EqualizeRCM Services Notifies Patients of Data Security Incident

AUSTIN, TX (April 28, 2016) – On February 29, 2016, EqualizeRCM Services learned that an EqualizeRCM laptop containing patient data was stolen from one of its employees. Law enforcement was informed and EqualizeRCM immediately began an investigation into the incident and what information may have been impacted. It appears that certain documents containing information about patients treated at the following facilities were contained on the laptop:

  • Northstar Healthcare Surgery Center (Scottsdale, Houston, Dallas)
  • Microsurgery Institute (Houston, Dallas)
  • Hermann Drive Surgical Hospital
  • Victory Medical Center Houston
  • Central Dallas Surgery Center
  • Southwest Freeway Surgery Center
  • Kirby Surgical Center
  • Plano Surgical Hospital

For patients who were impacted, the information potentially exposed may have included patient name, address, phone number, date of birth, gender, insurance provider and policy number, health care provider information, billing and diagnosis codes, medical record number, internal reference number, date and type of service, the name of the treating facility, and other administrative information.

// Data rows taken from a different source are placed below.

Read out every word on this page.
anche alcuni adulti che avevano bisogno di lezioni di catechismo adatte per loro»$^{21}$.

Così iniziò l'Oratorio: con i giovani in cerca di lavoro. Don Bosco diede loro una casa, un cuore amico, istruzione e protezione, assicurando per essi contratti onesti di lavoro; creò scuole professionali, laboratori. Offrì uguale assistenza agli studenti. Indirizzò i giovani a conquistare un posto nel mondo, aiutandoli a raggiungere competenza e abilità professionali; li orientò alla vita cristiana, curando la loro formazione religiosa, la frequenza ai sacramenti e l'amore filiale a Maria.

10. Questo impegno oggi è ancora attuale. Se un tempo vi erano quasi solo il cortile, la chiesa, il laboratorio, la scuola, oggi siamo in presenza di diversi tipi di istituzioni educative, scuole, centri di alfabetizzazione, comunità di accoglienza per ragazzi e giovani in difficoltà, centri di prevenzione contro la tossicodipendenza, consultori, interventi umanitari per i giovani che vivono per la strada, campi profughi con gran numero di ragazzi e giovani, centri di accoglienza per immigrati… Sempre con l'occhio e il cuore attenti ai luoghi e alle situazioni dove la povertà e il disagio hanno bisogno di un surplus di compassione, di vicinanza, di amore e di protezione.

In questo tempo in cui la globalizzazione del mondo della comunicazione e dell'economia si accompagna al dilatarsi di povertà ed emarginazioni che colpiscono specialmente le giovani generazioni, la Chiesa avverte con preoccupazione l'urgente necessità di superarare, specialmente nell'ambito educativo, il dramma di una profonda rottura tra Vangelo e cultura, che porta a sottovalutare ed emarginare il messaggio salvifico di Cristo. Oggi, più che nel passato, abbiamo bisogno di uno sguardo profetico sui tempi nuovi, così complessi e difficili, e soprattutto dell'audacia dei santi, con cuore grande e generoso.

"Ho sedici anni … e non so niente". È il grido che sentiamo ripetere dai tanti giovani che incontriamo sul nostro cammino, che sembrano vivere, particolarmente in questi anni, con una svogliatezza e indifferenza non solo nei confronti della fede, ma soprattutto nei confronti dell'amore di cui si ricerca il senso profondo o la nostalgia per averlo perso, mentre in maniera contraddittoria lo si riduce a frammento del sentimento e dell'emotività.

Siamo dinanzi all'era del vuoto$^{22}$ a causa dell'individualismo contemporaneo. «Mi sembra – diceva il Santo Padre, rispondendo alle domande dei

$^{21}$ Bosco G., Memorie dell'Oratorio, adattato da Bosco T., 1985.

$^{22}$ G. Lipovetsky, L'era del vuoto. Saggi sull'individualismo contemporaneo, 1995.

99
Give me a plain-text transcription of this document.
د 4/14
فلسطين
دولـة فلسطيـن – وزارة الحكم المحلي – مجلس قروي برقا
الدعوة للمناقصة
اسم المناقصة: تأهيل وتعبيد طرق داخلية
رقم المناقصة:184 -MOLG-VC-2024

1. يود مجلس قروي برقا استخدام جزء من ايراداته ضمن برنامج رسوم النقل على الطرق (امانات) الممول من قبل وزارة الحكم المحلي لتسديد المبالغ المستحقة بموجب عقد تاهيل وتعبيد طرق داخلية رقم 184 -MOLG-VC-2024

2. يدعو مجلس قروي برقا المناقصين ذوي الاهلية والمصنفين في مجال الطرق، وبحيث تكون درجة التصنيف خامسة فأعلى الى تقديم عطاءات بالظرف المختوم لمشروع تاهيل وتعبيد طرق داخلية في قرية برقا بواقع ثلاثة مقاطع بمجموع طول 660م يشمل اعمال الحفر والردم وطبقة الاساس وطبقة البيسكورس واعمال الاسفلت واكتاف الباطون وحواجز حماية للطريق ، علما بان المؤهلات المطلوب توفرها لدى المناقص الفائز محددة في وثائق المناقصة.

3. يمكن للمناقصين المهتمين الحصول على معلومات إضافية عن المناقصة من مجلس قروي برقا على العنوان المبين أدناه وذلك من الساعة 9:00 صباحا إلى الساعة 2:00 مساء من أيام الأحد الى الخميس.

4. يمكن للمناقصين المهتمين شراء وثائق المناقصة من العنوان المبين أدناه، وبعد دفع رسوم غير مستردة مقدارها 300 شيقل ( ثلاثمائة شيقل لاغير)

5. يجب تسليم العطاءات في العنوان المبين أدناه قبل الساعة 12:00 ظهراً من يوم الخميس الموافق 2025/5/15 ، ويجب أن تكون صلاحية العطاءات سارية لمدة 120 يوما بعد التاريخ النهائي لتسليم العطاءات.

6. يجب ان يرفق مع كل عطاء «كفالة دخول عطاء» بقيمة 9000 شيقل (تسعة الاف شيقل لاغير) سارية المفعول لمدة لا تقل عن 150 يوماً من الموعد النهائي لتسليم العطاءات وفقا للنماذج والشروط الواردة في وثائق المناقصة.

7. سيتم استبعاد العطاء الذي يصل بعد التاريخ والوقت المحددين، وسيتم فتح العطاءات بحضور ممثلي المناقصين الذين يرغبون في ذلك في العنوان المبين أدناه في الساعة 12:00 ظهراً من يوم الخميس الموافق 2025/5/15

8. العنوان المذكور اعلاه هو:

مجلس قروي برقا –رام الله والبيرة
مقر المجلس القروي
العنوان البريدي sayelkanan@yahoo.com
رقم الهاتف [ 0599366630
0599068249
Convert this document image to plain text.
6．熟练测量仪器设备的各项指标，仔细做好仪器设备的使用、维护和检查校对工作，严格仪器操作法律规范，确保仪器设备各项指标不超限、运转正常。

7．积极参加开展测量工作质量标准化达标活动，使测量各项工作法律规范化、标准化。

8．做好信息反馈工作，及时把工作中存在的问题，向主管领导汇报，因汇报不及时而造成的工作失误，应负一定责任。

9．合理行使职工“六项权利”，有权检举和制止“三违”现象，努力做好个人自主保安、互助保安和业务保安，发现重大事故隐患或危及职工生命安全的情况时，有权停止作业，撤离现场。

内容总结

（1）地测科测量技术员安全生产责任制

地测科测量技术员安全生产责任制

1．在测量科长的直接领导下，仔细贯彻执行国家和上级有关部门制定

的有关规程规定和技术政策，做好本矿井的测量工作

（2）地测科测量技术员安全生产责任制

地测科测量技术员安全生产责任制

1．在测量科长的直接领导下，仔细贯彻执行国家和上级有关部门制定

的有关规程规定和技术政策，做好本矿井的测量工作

Financial account information and Social Security numbers were not impacted, and neither EqualizeRCM nor the affected facilities are aware of any unauthorized access or misuse of the information. Although we are not aware of any misuse, as an added precaution, identity theft monitoring and remediation services are being provided to impacted individuals through AllClear ID. Potentially affected individuals will be receiving letters with information and resources and are encouraged to call 1-855-904-5744 with any questions.

The privacy and protection of patient information is a top priority for EqualizeRCM, and we deeply regret any inconvenience or concern this incident may cause. We are working closely with the affected facilities in our response to this event, and have taken steps to help prevent this type of incident from happening in the future including reviewing our policies and procedures, implementing additional safeguards to ensure information in our control is appropriately protected, and retraining employees on existing policies for the proper handling of sensitive information.